Biden warns China could ‘eat our lunch’ as he calls for improving U.S. roads, bridges

Biden warns China could ‘eat our lunch’ as he calls for improving U.S. roads, bridges

President Joe Biden on Thursday said China would “eat our lunch” on infrastructure if the U.S. doesn’t move on its own plan for rebuilding roads and bridges.

Biden made the comments in the Oval Office with a small, bipartisan group of senators. The president cited Chinese initiatives on rail and said Beijing is “working very hard” on producing cars with new technology.    

Biden made infrastructure

a priority during his White House election campaign last year, and is planning to ask Congress for a plan that “will make historic investments in infrastructure and manufacturing, innovation, research and development and clean energy,” according to recent remarks he made.

Biden was joined in the Oval Office by Sen. Tom Carper, the Delaware Democrat who heads the Senate Environment and Public Works Committee, as well as the panel’s top Republican, Shelley Moore Capito of West Virginia.  

Democratic Sen.
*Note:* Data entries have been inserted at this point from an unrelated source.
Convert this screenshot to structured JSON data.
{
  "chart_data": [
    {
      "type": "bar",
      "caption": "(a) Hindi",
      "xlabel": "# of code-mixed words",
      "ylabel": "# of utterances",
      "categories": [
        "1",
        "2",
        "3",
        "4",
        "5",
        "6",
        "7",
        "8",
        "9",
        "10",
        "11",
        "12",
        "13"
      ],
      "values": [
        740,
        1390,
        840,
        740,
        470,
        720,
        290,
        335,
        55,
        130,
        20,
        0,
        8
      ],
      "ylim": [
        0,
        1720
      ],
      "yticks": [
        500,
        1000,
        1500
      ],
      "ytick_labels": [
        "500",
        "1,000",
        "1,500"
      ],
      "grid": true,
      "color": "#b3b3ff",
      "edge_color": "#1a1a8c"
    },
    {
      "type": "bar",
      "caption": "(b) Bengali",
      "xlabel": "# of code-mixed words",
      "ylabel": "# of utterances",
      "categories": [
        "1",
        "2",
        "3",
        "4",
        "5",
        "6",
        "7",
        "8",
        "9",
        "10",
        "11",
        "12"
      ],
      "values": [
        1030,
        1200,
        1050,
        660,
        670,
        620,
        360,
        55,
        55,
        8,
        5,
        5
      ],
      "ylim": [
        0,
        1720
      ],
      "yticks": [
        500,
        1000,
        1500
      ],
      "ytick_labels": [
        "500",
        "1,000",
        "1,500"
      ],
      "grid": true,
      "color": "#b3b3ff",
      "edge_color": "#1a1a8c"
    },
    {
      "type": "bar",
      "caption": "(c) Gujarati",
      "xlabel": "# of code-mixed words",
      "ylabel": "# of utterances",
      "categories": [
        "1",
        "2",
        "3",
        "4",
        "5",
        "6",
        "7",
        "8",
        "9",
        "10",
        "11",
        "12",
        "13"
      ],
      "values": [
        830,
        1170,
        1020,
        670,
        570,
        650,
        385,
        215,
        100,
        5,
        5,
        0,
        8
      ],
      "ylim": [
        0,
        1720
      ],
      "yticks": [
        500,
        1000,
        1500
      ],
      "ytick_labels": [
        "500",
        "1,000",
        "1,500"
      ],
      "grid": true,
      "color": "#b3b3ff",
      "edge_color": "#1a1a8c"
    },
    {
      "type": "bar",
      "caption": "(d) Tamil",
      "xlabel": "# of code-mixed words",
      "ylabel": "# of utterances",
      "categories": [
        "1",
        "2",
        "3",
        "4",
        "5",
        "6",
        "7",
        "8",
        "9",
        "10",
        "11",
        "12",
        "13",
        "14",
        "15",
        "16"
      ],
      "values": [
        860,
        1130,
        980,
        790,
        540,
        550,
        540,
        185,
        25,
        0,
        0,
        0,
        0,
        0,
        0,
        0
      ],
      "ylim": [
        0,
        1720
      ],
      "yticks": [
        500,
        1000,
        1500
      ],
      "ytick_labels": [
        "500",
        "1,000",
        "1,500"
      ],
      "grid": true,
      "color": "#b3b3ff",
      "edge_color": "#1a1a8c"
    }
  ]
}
Ben Cardin of Maryland — who heads the Senate Small Business Committee — and Oklahoma Republican Sen. Jim Inhofe, a former chairman of the Environment and Public Works Committee, also joined, according to the White House.

Transportation Secretary Pete Buttigieg, who is quarantining after a member of his security detail tested positive for COVID-19, participated by phone.  

More than 54,000 bridges across the U.S. are rated “structurally deficient” according to the National Association of Manufacturers. Roadways, ports and waterways are also disrepair. The American Society of Civil Engineers (ASCE) released a report card in 2017 of infrastructure in the country and gave the nation a rating of D+. According to the U.S. Department of Transportation, 65% of major U.S. roads are rated as “less than good condition.”

Analysts say that U.S. infrastructure is dangerously overstretched, with a funding gap of more than $2 trillion needed by 2025, according to the Council on Foreign Relations.